Conocí a Julian cuando acompañé a su abogado, Michael Ratner, a reuniones en la Embajada de Ecuador en Londres. Michael, uno de los grandes abogados de derechos civiles de nuestra era, subrayó que la protesta popular era un componente vital en cada caso que presentaba contra el Estado. Sin ella, el Estado podría llevar a cabo su persecución de disidentes, su desprecio por la ley y sus crímenes en la oscuridad…..

La diezma de las libertades civiles nos ha encadenado, como advirtió Julian, a un aparato de seguridad y vigilancia interconectado que se extiende por todo el planeta…

El objetivo de la vigilancia al por mayor, como escribe Hannah Arendt en «Los orígenes del totalitarismo», no es, en definitiva, descubrir delitos, «sino estar a mano cuando el gobierno decida arrestar a cierta categoría de la población»… Esta vigilancia constante y los datos personales esperan como un virus mortal dentro de las cámaras acorazadas del gobierno para volverse contra nosotros. No importa lo trivial o inocente que sea esa información. En los estados totalitarios, la justicia, como la verdad, es irrelevante.

El objetivo de todos los sistemas totalitarios es inculcar un clima de miedo para paralizar a una población cautiva. Los ciudadanos buscan seguridad en las estructuras que los oprimen. El encarcelamiento, la tortura y el asesinato se reservan para los renegados ingobernables como Julian. El Estado totalitario logra este control, escribió Arendt, aplastando la espontaneidad humana y, por extensión, la libertad humana. La población queda inmovilizada por el trauma. Los tribunales, junto con los órganos legislativos, legalizan las leyes.Vimos todo esto en la persecución de Julian. Es un ominoso presagio del futuro.

El Estado corporativo debe ser destruido si queremos restaurar nuestra sociedad abierta y salvar nuestro planeta. Su aparato de seguridad debe ser desmantelado. Los mandarines que gestionan el totalitarismo corporativo, incluidos los líderes de los dos principales partidos políticos, académicos fatuos, expertos y medios de comunicación en bancarrota, deben ser expulsados de los templos del poder.

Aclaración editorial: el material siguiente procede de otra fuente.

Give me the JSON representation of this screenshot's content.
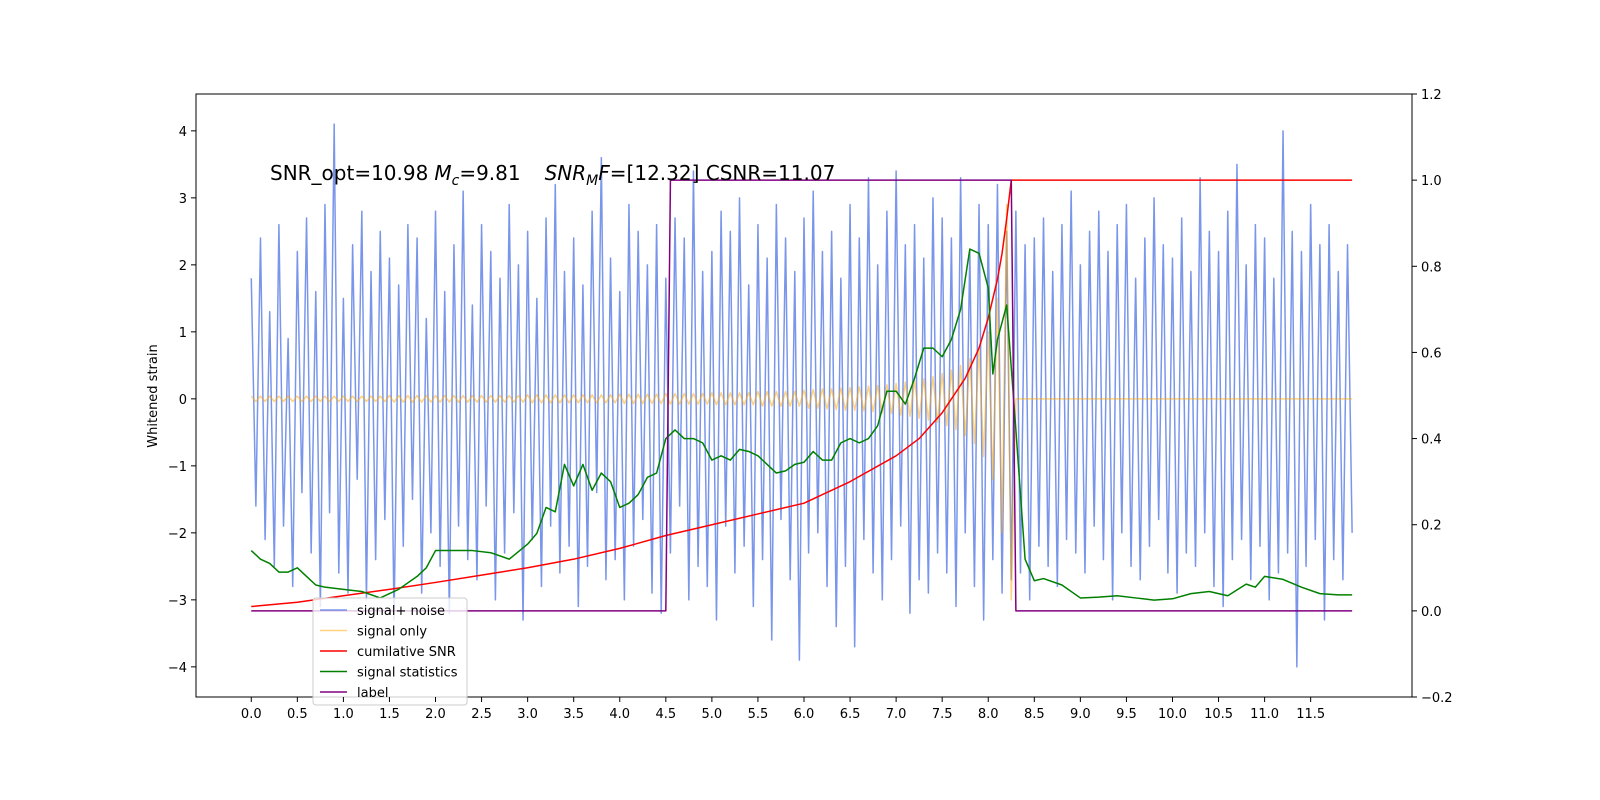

Las protestas callejeras masivas y la desobediencia civil prolongada son nuestra única esperanza. Si no nos sublevamos -que es con lo que cuenta el Estado corporativo- seremos esclavizados y el ecosistema de la Tierra se volverá inhóspito para la habitación humana. Aprendamos de los valientes hombres y mujeres que salieron a la calle durante 14 años para salvar a Julian. Ellos nos enseñaron cómo se hace.